To the editor:
I am amazed at how Rachel Laurn continues to jump to hasty conclusions on the basis of insufficient knowledge.
In her May 27, 2014, letter, she identifies me with Calvinism because of my rejection of her doctrine of free will.
She is evidently oblivious to the historical fact that the early reformers all rejected free will as a false doctrine of the Papacy.
Martin Luther, in fact, wrote a book entitled The Bondage of the Will, in which he refuted Erasmus' defense of free will. Following Rachel Laurn's defective method of reasoning, I could identify her and other modern Protestants with the Roman Catholic Church, since they share the Catholic doctrine of free will, and then begin to rant against them.
I, in fact, abhor the Calvinist doctrine of "limited atonement."
I cannot find it anywhere in the Bible or in the works of Luther, or, surprisingly, even in Calvin's own grand opus,
The Institutes of the Christian Religion. Nothing is made clearer in the Bible than the fact that Christ died for all (II Corinthians 5:15), that God is now reconciled with the world (II Corinthians 5:19) and that the "free gift" of righteousness has come "upon all men" (Romans 5:17,18).

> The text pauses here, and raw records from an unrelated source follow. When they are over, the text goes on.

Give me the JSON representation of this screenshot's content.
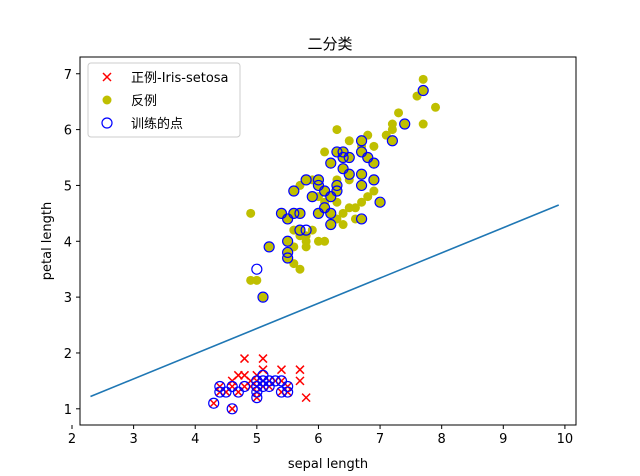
{
  "chart_data": {
    "type": "scatter",
    "title": "二分类",
    "xlabel": "sepal length",
    "ylabel": "petal length",
    "xlim": [
      2.13,
      10.18
    ],
    "ylim": [
      0.71,
      7.3
    ],
    "xticks": [
      2,
      3,
      4,
      5,
      6,
      7,
      8,
      9,
      10
    ],
    "yticks": [
      1,
      2,
      3,
      4,
      5,
      6,
      7
    ],
    "legend_position": "top-left",
    "series": [
      {
        "name": "正例-Iris-setosa",
        "marker": "x",
        "color": "#ff0000",
        "points": [
          [
            4.3,
            1.1
          ],
          [
            4.4,
            1.3
          ],
          [
            4.4,
            1.4
          ],
          [
            4.5,
            1.3
          ],
          [
            4.6,
            1.0
          ],
          [
            4.6,
            1.4
          ],
          [
            4.6,
            1.5
          ],
          [
            4.7,
            1.3
          ],
          [
            4.7,
            1.6
          ],
          [
            4.8,
            1.4
          ],
          [
            4.8,
            1.6
          ],
          [
            4.8,
            1.9
          ],
          [
            4.9,
            1.4
          ],
          [
            4.9,
            1.5
          ],
          [
            5.0,
            1.2
          ],
          [
            5.0,
            1.3
          ],
          [
            5.0,
            1.4
          ],
          [
            5.0,
            1.5
          ],
          [
            5.0,
            1.6
          ],
          [
            5.1,
            1.4
          ],
          [
            5.1,
            1.5
          ],
          [
            5.1,
            1.7
          ],
          [
            5.1,
            1.9
          ],
          [
            5.2,
            1.4
          ],
          [
            5.2,
            1.5
          ],
          [
            5.3,
            1.5
          ],
          [
            5.4,
            1.3
          ],
          [
            5.4,
            1.5
          ],
          [
            5.4,
            1.7
          ],
          [
            5.5,
            1.3
          ],
          [
            5.5,
            1.4
          ],
          [
            5.7,
            1.5
          ],
          [
            5.7,
            1.7
          ],
          [
            5.8,
            1.2
          ]
        ]
      },
      {
        "name": "反例",
        "marker": "o",
        "color": "#bfbf00",
        "points": [
          [
            4.9,
            4.5
          ],
          [
            4.9,
            3.3
          ],
          [
            5.0,
            3.3
          ],
          [
            5.1,
            3.0
          ],
          [
            5.2,
            3.9
          ],
          [
            5.4,
            4.5
          ],
          [
            5.5,
            3.7
          ],
          [
            5.5,
            3.8
          ],
          [
            5.5,
            4.0
          ],
          [
            5.5,
            4.4
          ],
          [
            5.6,
            3.6
          ],
          [
            5.6,
            3.9
          ],
          [
            5.6,
            4.2
          ],
          [
            5.6,
            4.5
          ],
          [
            5.6,
            4.9
          ],
          [
            5.7,
            3.5
          ],
          [
            5.7,
            4.1
          ],
          [
            5.7,
            4.2
          ],
          [
            5.7,
            4.5
          ],
          [
            5.7,
            5.0
          ],
          [
            5.8,
            3.9
          ],
          [
            5.8,
            4.0
          ],
          [
            5.8,
            4.1
          ],
          [
            5.8,
            5.1
          ],
          [
            5.9,
            4.2
          ],
          [
            5.9,
            4.8
          ],
          [
            5.9,
            5.1
          ],
          [
            6.0,
            4.0
          ],
          [
            6.0,
            4.5
          ],
          [
            6.0,
            4.8
          ],
          [
            6.0,
            5.0
          ],
          [
            6.0,
            5.1
          ],
          [
            6.1,
            4.0
          ],
          [
            6.1,
            4.6
          ],
          [
            6.1,
            4.7
          ],
          [
            6.1,
            4.9
          ],
          [
            6.1,
            5.6
          ],
          [
            6.2,
            4.3
          ],
          [
            6.2,
            4.5
          ],
          [
            6.2,
            4.8
          ],
          [
            6.2,
            5.4
          ],
          [
            6.3,
            4.4
          ],
          [
            6.3,
            4.7
          ],
          [
            6.3,
            4.9
          ],
          [
            6.3,
            5.0
          ],
          [
            6.3,
            5.1
          ],
          [
            6.3,
            5.6
          ],
          [
            6.3,
            6.0
          ],
          [
            6.4,
            4.3
          ],
          [
            6.4,
            4.5
          ],
          [
            6.4,
            5.3
          ],
          [
            6.4,
            5.5
          ],
          [
            6.4,
            5.6
          ],
          [
            6.5,
            4.6
          ],
          [
            6.5,
            5.1
          ],
          [
            6.5,
            5.2
          ],
          [
            6.5,
            5.5
          ],
          [
            6.5,
            5.8
          ],
          [
            6.6,
            4.4
          ],
          [
            6.6,
            4.6
          ],
          [
            6.7,
            4.4
          ],
          [
            6.7,
            4.7
          ],
          [
            6.7,
            5.0
          ],
          [
            6.7,
            5.2
          ],
          [
            6.7,
            5.6
          ],
          [
            6.7,
            5.7
          ],
          [
            6.7,
            5.8
          ],
          [
            6.8,
            4.8
          ],
          [
            6.8,
            5.5
          ],
          [
            6.8,
            5.9
          ],
          [
            6.9,
            4.9
          ],
          [
            6.9,
            5.1
          ],
          [
            6.9,
            5.4
          ],
          [
            6.9,
            5.7
          ],
          [
            7.0,
            4.7
          ],
          [
            7.1,
            5.9
          ],
          [
            7.2,
            5.8
          ],
          [
            7.2,
            6.0
          ],
          [
            7.2,
            6.1
          ],
          [
            7.3,
            6.3
          ],
          [
            7.4,
            6.1
          ],
          [
            7.6,
            6.6
          ],
          [
            7.7,
            6.1
          ],
          [
            7.7,
            6.7
          ],
          [
            7.7,
            6.9
          ],
          [
            7.9,
            6.4
          ]
        ]
      },
      {
        "name": "训练的点",
        "marker": "open-circle",
        "color": "#0000ff",
        "points": [
          [
            4.3,
            1.1
          ],
          [
            4.4,
            1.3
          ],
          [
            4.4,
            1.4
          ],
          [
            4.5,
            1.3
          ],
          [
            4.6,
            1.0
          ],
          [
            4.6,
            1.4
          ],
          [
            4.7,
            1.3
          ],
          [
            4.8,
            1.4
          ],
          [
            5.0,
            1.2
          ],
          [
            5.0,
            1.3
          ],
          [
            5.0,
            1.4
          ],
          [
            5.0,
            1.5
          ],
          [
            5.1,
            1.4
          ],
          [
            5.1,
            1.5
          ],
          [
            5.1,
            1.6
          ],
          [
            5.2,
            1.4
          ],
          [
            5.2,
            1.5
          ],
          [
            5.3,
            1.5
          ],
          [
            5.4,
            1.3
          ],
          [
            5.4,
            1.5
          ],
          [
            5.5,
            1.3
          ],
          [
            5.5,
            1.4
          ],
          [
            5.0,
            3.5
          ],
          [
            5.1,
            3.0
          ],
          [
            5.2,
            3.9
          ],
          [
            5.4,
            4.5
          ],
          [
            5.5,
            3.7
          ],
          [
            5.5,
            3.8
          ],
          [
            5.5,
            4.0
          ],
          [
            5.5,
            4.4
          ],
          [
            5.6,
            4.5
          ],
          [
            5.6,
            4.9
          ],
          [
            5.7,
            4.2
          ],
          [
            5.7,
            4.5
          ],
          [
            5.8,
            4.2
          ],
          [
            5.8,
            5.1
          ],
          [
            5.9,
            4.8
          ],
          [
            6.0,
            4.5
          ],
          [
            6.0,
            5.0
          ],
          [
            6.0,
            5.1
          ],
          [
            6.1,
            4.6
          ],
          [
            6.1,
            4.9
          ],
          [
            6.2,
            4.3
          ],
          [
            6.2,
            4.5
          ],
          [
            6.2,
            4.8
          ],
          [
            6.2,
            5.4
          ],
          [
            6.3,
            4.9
          ],
          [
            6.3,
            5.0
          ],
          [
            6.3,
            5.6
          ],
          [
            6.4,
            5.3
          ],
          [
            6.4,
            5.5
          ],
          [
            6.4,
            5.6
          ],
          [
            6.5,
            5.2
          ],
          [
            6.5,
            5.5
          ],
          [
            6.7,
            4.4
          ],
          [
            6.7,
            5.0
          ],
          [
            6.7,
            5.2
          ],
          [
            6.7,
            5.6
          ],
          [
            6.7,
            5.8
          ],
          [
            6.8,
            5.5
          ],
          [
            6.9,
            5.1
          ],
          [
            6.9,
            5.4
          ],
          [
            7.0,
            4.7
          ],
          [
            7.2,
            5.8
          ],
          [
            7.4,
            6.1
          ],
          [
            7.7,
            6.7
          ]
        ]
      }
    ],
    "line": {
      "color": "#1f77b4",
      "x": [
        2.3,
        9.9
      ],
      "y": [
        1.22,
        4.65
      ]
    }
  }
}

Those who believe this good news of the full and universal atonement of fallen mankind will find themselves among the elect of God on the Last Day, but those who reject the Gospel, which is "the power of God unto salvation" (Romans 1:16), in favor of their own self-chosen method of salvation, will hear these terrible words from Christ's own mouth:"I never knew you; depart from me, ye that work iniquity" (Matthew 7:23).